I'm closing this RFC as-is for now, if we found that we need to change something we will release an updated version later after the base implementation is done.

cmaglie commented 3 years ago

Is it still too soon to talk of pluggable serial monitor? Or pluggable visualization monitor?

No, it's not too soon, I'd like to write down something in the coming days. @PaulStoffregen I know that you already implemented a pluggable monitor for the Arduino IDE, I think that you already faced some critical issues. If you have insights or suggestions, may you open a new issue in this repo and write it down so we can start discussing it?

PaulStoffregen commented 3 years ago

If you have insights or suggestions, may you open a new issue in this repo and write it down so we can start discussing it?
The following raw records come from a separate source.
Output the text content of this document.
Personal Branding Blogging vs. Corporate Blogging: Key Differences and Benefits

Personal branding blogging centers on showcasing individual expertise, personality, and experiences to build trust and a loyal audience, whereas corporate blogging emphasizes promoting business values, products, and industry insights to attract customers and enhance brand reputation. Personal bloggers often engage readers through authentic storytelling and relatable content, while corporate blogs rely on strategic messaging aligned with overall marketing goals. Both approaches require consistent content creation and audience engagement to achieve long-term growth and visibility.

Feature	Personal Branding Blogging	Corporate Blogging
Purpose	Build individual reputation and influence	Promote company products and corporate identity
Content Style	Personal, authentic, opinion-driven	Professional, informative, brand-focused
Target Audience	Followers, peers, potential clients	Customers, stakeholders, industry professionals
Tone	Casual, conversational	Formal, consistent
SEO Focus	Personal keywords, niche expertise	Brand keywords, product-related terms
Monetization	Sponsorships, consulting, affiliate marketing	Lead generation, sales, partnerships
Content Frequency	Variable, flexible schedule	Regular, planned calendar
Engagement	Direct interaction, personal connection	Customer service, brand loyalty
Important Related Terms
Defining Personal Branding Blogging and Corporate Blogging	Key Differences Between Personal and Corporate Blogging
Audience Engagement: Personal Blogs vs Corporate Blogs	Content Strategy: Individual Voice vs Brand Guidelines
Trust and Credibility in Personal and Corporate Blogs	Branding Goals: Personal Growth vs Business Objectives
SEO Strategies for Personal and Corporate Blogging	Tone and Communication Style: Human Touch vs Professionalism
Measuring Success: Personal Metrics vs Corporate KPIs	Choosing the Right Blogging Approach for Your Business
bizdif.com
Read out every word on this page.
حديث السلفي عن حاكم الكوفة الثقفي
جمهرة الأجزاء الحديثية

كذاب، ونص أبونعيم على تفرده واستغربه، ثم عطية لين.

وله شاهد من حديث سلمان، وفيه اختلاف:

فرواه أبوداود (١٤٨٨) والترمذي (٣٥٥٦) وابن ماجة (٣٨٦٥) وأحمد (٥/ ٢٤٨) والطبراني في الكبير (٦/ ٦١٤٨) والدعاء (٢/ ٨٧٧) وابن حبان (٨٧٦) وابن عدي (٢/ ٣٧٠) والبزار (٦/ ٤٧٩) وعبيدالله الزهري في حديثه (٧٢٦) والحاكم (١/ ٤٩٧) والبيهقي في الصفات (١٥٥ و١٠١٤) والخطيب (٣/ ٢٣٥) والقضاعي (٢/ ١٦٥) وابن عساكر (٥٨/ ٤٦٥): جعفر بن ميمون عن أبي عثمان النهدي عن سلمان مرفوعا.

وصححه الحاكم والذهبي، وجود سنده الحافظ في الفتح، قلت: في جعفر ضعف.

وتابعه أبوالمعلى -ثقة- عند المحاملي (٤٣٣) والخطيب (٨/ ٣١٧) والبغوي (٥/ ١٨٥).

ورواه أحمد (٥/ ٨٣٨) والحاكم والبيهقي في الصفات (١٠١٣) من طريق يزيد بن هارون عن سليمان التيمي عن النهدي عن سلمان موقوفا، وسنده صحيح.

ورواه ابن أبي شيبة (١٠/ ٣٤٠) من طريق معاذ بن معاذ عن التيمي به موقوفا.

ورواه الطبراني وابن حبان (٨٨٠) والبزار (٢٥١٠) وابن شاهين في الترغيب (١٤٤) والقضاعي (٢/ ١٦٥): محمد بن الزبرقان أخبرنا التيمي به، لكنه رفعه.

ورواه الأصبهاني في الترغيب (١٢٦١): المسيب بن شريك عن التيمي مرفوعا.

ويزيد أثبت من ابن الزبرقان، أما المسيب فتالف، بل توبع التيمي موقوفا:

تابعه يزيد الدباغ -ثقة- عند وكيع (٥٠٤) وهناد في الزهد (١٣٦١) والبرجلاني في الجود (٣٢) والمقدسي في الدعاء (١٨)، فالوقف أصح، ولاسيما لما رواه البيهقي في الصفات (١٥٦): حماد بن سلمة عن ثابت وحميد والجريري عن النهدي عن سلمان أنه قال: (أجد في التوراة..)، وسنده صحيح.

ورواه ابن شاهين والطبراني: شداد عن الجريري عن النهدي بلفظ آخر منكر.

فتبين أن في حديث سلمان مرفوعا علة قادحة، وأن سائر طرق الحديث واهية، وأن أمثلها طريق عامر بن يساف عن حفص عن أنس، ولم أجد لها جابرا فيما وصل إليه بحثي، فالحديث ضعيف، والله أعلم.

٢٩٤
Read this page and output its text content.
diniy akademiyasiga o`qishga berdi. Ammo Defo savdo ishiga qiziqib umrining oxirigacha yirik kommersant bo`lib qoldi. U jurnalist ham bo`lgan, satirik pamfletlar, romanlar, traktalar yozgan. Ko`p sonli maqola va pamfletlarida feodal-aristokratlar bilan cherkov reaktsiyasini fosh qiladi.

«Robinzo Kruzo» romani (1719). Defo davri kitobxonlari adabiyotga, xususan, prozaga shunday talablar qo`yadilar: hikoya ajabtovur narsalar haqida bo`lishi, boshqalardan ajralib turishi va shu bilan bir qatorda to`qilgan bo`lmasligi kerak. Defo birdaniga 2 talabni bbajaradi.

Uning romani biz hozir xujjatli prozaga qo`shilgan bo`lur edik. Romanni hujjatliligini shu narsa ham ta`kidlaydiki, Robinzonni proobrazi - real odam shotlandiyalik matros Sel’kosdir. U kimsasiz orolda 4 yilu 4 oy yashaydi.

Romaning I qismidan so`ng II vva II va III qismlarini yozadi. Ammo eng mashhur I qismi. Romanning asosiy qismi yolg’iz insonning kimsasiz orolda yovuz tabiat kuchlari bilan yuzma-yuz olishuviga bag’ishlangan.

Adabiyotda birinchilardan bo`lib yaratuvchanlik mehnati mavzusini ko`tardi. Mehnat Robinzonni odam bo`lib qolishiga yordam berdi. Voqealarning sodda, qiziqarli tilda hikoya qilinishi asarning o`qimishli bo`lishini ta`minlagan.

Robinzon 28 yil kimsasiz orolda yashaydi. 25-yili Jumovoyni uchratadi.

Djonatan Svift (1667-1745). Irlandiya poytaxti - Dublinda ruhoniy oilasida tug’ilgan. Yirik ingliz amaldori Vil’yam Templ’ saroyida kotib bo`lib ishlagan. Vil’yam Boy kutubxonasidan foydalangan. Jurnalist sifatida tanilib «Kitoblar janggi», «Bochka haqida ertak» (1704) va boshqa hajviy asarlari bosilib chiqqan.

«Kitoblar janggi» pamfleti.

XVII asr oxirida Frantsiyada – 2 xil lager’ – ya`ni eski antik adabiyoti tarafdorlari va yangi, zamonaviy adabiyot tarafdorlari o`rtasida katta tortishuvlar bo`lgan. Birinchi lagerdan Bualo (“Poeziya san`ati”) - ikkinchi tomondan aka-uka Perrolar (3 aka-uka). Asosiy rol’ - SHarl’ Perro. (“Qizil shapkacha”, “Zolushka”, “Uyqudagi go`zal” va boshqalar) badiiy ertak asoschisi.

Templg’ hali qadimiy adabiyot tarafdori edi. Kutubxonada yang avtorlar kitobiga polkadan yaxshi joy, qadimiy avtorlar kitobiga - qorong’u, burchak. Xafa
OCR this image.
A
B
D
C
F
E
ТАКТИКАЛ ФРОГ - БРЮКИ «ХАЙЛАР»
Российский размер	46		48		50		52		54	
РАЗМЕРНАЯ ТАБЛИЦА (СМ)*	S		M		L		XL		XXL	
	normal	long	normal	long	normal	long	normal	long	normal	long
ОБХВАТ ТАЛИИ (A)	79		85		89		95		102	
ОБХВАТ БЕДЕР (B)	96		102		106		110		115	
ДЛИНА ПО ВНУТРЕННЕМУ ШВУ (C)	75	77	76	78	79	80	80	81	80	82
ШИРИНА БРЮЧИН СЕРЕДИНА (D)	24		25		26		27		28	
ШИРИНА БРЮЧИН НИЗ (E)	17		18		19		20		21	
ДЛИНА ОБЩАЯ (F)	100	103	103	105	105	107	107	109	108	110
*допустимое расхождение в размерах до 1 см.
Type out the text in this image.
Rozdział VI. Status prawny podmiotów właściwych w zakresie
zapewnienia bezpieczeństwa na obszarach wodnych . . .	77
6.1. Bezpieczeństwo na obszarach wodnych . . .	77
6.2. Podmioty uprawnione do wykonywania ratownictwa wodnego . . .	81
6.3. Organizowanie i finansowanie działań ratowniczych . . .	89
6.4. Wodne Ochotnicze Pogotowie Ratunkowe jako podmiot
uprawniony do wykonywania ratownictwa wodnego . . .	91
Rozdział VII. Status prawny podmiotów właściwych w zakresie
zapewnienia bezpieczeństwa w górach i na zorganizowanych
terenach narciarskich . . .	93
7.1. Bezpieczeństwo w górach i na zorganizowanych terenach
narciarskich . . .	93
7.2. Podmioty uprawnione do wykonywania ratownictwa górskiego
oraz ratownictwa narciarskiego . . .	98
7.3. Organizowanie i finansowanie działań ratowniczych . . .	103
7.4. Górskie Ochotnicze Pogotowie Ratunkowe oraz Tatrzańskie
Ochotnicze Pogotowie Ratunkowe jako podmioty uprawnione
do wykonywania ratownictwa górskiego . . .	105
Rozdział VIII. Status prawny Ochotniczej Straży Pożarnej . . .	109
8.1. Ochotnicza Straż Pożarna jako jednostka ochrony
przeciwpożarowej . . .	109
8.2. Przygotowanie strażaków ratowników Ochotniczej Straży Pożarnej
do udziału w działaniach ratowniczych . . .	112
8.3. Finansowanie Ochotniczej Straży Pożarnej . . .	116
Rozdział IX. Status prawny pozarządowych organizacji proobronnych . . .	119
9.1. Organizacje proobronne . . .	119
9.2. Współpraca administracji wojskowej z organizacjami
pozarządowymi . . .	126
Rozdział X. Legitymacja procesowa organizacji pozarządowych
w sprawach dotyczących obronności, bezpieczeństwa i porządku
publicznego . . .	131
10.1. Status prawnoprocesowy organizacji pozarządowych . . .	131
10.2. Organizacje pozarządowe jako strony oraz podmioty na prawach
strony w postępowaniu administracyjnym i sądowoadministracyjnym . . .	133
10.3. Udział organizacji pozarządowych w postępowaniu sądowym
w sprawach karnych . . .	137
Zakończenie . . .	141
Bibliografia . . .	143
Ok, here it is. https://github.com/arduino/tooling-rfcs/issues/4

PaulStoffregen commented 2 years ago

@cmaglie - How would you feel about extending Board Identification to allow JSON properties to match the menu options, so arduino-cli could know more of the FQBN?

VENDOR:ARCHITECTURE:BOARD_ID[:MENU_ID=OPTION_ID[,MENU2_ID=OPTION_ID ...]]

As I understand Board Identification, today arduino-cli can at best report the "VENDOR:ARCHITECTURE:BOARD_ID" portion of FQBN, because the spec only defines board.txt entries for matching the main part of FQBN.

If the Board Identification part of spec were extended slightly to specify boards.txt entries such as

{boardname}.menu.{menuname}.{menuoption}.upload_port.{identifier}=Value {boardname}.menu.{menuname}.{menuoption}.upload_port.#.{identifier}=Value

then a discovery tools capable of detecting which menu options where used could report properties to match those lines. Future arduino-cli could use this property matching to give a more complete FQBN for the detected hardware. Then in an even farther future, the IDE could utilize the more specific FQBN to initialize those menu options when a user clicks the port+board from the toolbar's drop-down list.

cmaglie commented 2 years ago

@cmaglie - How would you feel about extending Board Identification to allow JSON properties to match the menu options, so arduino-cli could know more of the FQBN?

Looks reasonable, I'll add this proposal to my backlog.